BoyhoodPendant votre discours de remerciements aux Oscars, vous avez, avec passion, défendu les femmes dans la lutte pour l’égalité des salaires. Quelles réactions avez-vous suscité depuis ce discours car il traitait d’un sujet délicat ? Quelle a été la réaction des gens ordinaires ?

P. A. : Assez incroyable, en fait. Le lendemain de ce discours, une femme m’a dit « Mon patron m’a convoquée pour m’augmenter » et j’ai rencontré beaucoup de femmes depuis. Par exemple, il y a cette femme en Californie, que j’ai rencontrée il y a deux jours. Elle a deux maîtrises et enseigne les mathématiques. Elle a entendu dans la salle de repos que ses collègues masculins gagnaient 20 000 dollars de plus par an. On parle d’emploi dans les écoles, donc pour le gouvernement américain ! Il est très important que l’on parvienne à cette égalité. Il ne faut pas oublier que dans certaines communautés, il y a 70 % de femmes célibataires qui s’occupent seules de leur famille. Donc si les femmes afro-américaines sont payées 64 cents pour chaque dollar qu’un homme gagne, cela impacte gravement leur communauté. En Californie, qui est la seconde plus grosse économie du monde, l’année dernière a été démontré qu’une femme latine gagnait 44 cents pour chaque dollar qu’un homme touche. Elles doivent donc cumuler plusieurs emplois et cela impacte sur leur vie de famille, sur leurs enfants. Si les femmes gagnaient autant que leur mari, la moitié des 66 millions de personnes vivant actuellement sous le seuil de pauvreté ne le seraient plus. C’est une situation critique. Depuis longtemps, les femmes se sont battues et j’avais l’opportunité de mettre leur combat en avant. Et il ne faut pas oublier que la communauté LGBT est aussi fortement touchée. Certaines lesbiennes et leur partenaire sont pénalisées de 20 000 dollars par an parce qu’elles sont des femmes.

55ème Festival de Monte-Carlo (2015)

©Isabelle Ratane

Le monde des séries diffère beaucoup de celui du cinéma. Pensez-vous qu’il y a plus de place pour les femmes à la télévision ?

P. A. : Absolument. Je viens d’avoir un Oscar et on pourrait croire qu’à ce point de ma carrière, il y aurait beaucoup d’opportunités, mais non.

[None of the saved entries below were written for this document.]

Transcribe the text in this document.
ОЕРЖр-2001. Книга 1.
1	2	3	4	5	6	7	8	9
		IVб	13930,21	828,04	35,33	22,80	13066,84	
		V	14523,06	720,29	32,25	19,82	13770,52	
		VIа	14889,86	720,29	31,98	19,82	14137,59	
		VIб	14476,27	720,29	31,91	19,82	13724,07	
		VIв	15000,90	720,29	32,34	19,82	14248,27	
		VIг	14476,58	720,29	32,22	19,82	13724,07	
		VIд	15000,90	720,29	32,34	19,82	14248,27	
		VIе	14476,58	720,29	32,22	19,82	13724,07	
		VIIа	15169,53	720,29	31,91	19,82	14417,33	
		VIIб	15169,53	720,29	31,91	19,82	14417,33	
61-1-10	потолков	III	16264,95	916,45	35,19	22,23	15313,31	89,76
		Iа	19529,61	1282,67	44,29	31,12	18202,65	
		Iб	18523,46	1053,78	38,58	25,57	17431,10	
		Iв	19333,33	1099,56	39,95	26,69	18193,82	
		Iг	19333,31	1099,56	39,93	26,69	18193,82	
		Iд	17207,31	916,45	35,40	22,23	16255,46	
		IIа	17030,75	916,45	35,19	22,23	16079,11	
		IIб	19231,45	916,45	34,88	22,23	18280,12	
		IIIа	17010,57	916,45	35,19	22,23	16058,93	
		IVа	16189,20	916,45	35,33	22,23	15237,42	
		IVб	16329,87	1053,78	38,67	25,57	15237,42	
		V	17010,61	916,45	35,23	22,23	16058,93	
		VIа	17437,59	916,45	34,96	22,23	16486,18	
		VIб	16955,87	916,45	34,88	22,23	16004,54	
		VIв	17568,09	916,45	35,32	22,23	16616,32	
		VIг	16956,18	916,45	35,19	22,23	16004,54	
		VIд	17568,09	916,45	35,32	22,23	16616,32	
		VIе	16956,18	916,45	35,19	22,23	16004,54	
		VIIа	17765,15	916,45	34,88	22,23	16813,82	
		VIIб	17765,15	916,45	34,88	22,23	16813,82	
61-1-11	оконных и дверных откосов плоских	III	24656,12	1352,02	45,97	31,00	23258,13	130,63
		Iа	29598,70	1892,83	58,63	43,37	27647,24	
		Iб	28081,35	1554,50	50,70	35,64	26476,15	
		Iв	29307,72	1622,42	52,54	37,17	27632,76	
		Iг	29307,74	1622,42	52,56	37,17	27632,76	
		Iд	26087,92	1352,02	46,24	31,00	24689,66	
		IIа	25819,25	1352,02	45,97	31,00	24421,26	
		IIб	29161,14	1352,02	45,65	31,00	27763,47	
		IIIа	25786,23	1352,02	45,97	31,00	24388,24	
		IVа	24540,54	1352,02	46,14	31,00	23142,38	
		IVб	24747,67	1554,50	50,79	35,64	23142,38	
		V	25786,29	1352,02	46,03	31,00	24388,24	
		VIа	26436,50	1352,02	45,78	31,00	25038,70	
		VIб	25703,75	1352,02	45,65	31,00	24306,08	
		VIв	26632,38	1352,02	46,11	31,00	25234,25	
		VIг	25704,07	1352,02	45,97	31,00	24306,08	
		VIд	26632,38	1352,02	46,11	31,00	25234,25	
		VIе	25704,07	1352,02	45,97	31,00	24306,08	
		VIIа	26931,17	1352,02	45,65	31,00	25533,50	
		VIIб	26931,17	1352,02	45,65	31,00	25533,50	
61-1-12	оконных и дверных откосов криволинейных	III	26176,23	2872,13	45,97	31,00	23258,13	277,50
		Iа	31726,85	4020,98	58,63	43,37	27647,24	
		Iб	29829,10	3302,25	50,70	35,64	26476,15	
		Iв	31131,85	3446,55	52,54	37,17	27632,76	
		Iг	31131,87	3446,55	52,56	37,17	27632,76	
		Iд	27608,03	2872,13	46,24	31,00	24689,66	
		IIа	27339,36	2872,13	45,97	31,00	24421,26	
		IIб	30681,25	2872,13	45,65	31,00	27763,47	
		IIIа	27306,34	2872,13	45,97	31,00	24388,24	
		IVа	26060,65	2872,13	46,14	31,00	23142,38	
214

C’est vrai qu’il y a plus de place pour les femmes à la télévision. J’adore faire des séries. Je suis la quatrième génération d’actrices de ma famille et le vaudeville était la distraction du peuple. C’est ce que représente la télévision pour moi. Elle peut divertir les gens, des foyers pauvres aux maisons de retraite. J’aime vraiment l’idée de divertir gratuitement les masses grâce à la télévision et pas seulement ceux qui ont accès au cinéma.

Comment expliquez-vous que la critique et la télévision font l’apologie de la diversité et non le cinéma ?

P. A. : C’est une très bonne question. Je pense que l’on a tous vu beaucoup de séries commencer à explorer cette diversité et c’est très excitant. Le cinéma est un peu à la traîne, je ne sais pas pourquoi. Je pense que l’industrie cinématographique est en retard. Par exemple, Richard Linklater (réalisateur de Boyhood ndlr) a été élevé par une mère célibataire, il connaît cette touche féminine, celle que l’on connaît tous mais qui n’est pas très présente dans les films. Sa mère avait beaucoup d’importance pour lui et a contribué à la personne qu’il est devenu. C’était une grosse surprise pour Hollywood et les gens veulent voir ce genre de personnage maintenant. Le monde du cinéma est un peu à la traîne.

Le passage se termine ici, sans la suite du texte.